The award-winning pianist and composer Rick Simpson is a graduate from the Guildhall School of Music and Drama and a gilded exponent of contemporary jazz who has carved out a respectable niche as a master instrumentalist for hire and a roving member of ensembles across the capital, performing at venues such as Ronnie Scott’s, The Vortex and The Bull’s Head with the likes of Christian Scott, Eric Harland and Leo Richardson. For his latest offering, he has turned to a landmark album by one of his chief inspirations, Radiohead’s 2000 release, Kid A, and remoulded its pensive alienation and dense textures into idiosyncratic and sonorous new shapes.
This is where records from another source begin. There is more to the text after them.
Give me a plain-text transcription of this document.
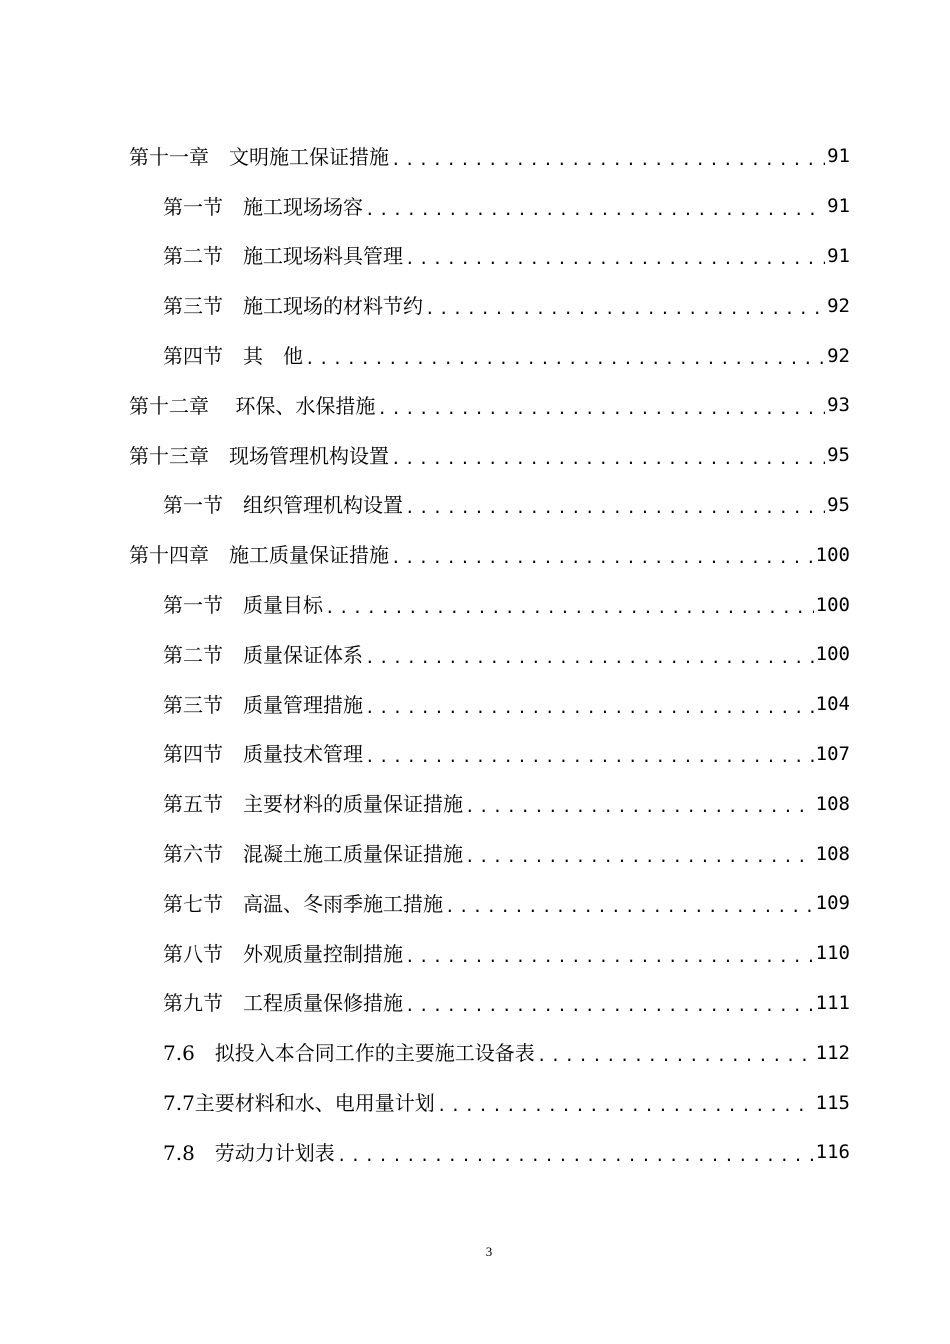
第十一章　文明施工保证措施 .....	91
第一节　施工现场场容 .....	91
第二节　施工现场料具管理 .....	91
第三节　施工现场的材料节约 .....	92
第四节　其　他 .....	92
第十二章　 环保、水保措施 .....	93
第十三章　现场管理机构设置 .....	95
第一节　组织管理机构设置 .....	95
第十四章　施工质量保证措施 .....	100
第一节　质量目标 .....	100
第二节　质量保证体系 .....	100
第三节　质量管理措施 .....	104
第四节　质量技术管理 .....	107
第五节　主要材料的质量保证措施 .....	108
第六节　混凝土施工质量保证措施 .....	108
第七节　高温、冬雨季施工措施 .....	109
第八节　外观质量控制措施 .....	110
第九节　工程质量保修措施 .....	111
7.6　拟投入本合同工作的主要施工设备表 .....	112
7.7主要材料和水、电用量计划 .....	115
7.8　劳动力计划表 .....	116
3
The English quintet are well known for their love of jazz, particularly the heady sprawl and meditative flow of Coltrane’s John and Alice, Miles Davis and Charles Mingus. The National Anthem featured an eight-man brass section letting rip on an expansive arrangement by lead guitarist, arranger and composer Jonny Greenwood, Pyramid Song swayed on a punch-drunk, modal pulse and the spectre of Davis’s epochal and impressionistic Bitches Brew loomed over the recording sessions for both Kid A and its sister album, Amnesiac.
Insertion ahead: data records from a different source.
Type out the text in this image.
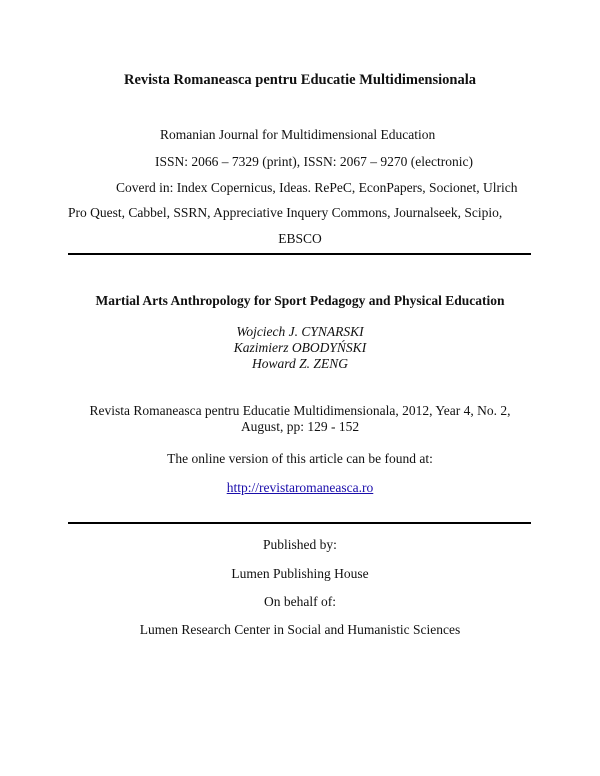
Revista Romaneasca pentru Educatie Multidimensionala
Romanian Journal for Multidimensional Education
ISSN: 2066 – 7329 (print), ISSN: 2067 – 9270 (electronic)
Coverd in: Index Copernicus, Ideas. RePeC, EconPapers, Socionet, Ulrich
Pro Quest, Cabbel, SSRN, Appreciative Inquery Commons, Journalseek, Scipio,
EBSCO
Martial Arts Anthropology for Sport Pedagogy and Physical Education
Wojciech J. CYNARSKI
Kazimierz OBODYŃSKI
Howard Z. ZENG
Revista Romaneasca pentru Educatie Multidimensionala, 2012, Year 4, No. 2,
August, pp: 129 - 152
The online version of this article can be found at:
http://revistaromaneasca.ro
Published by:
Lumen Publishing House
On behalf of:
Lumen Research Center in Social and Humanistic Sciences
Since their inception, there has been a steady flow of traffic between Oxford’s masters of unease and disquiet and numerous modern jazz practitioners, from Brad Mehldau’s piano trio covers to Robert Glasper’s inspired reworkings and the Noordpool Orchestra’s big-band attack. Radiohead have assumed the mantle of ‘rock’ band that jazzers love to reference and pilfer.
Four years on from his 2016 outing, Klammer, the British jazz pianist Rick Simpson has regrouped with a new line-up of kindred spirits including James Allsopp on baritone sax, double bassist Dave Whitford, drummer Will Glaser and tenor saxophonist Tori Freestone to conjure a spirited and luminous take on the record’s modernist, experimental and electronically treated soundscape.
Simpson plumps for imaginative arrangements throughout, facilitating thrilling, creative improvisation and a plethora of opportunities for his gifted soloists to unleash their own individual voices on a project which could so easily have descended into stilted reverence or cosy, dinner-jazz politeness. On some pieces, he will both honour tradition and the source material, whilst on other occasions, he grabs the song’s kernel and takes the listener like a child released from confinement, with each musician unfurling into their own character within the song.
On Everything In Its Right Place, the leader lays down probing ripples on feathery piano over a silky, floating groove, whilst the horns smoulder with a sense of plangent harmony and lyricism. The album’s title track goes further, powered by Pharoah Sanders-like squawks and squalls, scampering piano and a restless barrage of drumming. The National Anthem tumbles into a free-jazz rave-up, with Herbie Hancock-like keyboard trills escalating towards a destabilising pitch of intensity against the bursts of cacophonic brass.
On How to Disappear Completely, the band keeps the mournful melody, with a flame-throwing saxophone wrapped around ruminative piano chords which build to an irrepressible denouement. The electronic jitters of Idioteque are re-assembled into a quicksilver bop work-out, whilst Motion Picture Soundtrack glides, rises and falls like the closing of a film; wistful sax wafts like a scent whilst Simpson plays it light and melodic, like Bill Evans spinning ear candy.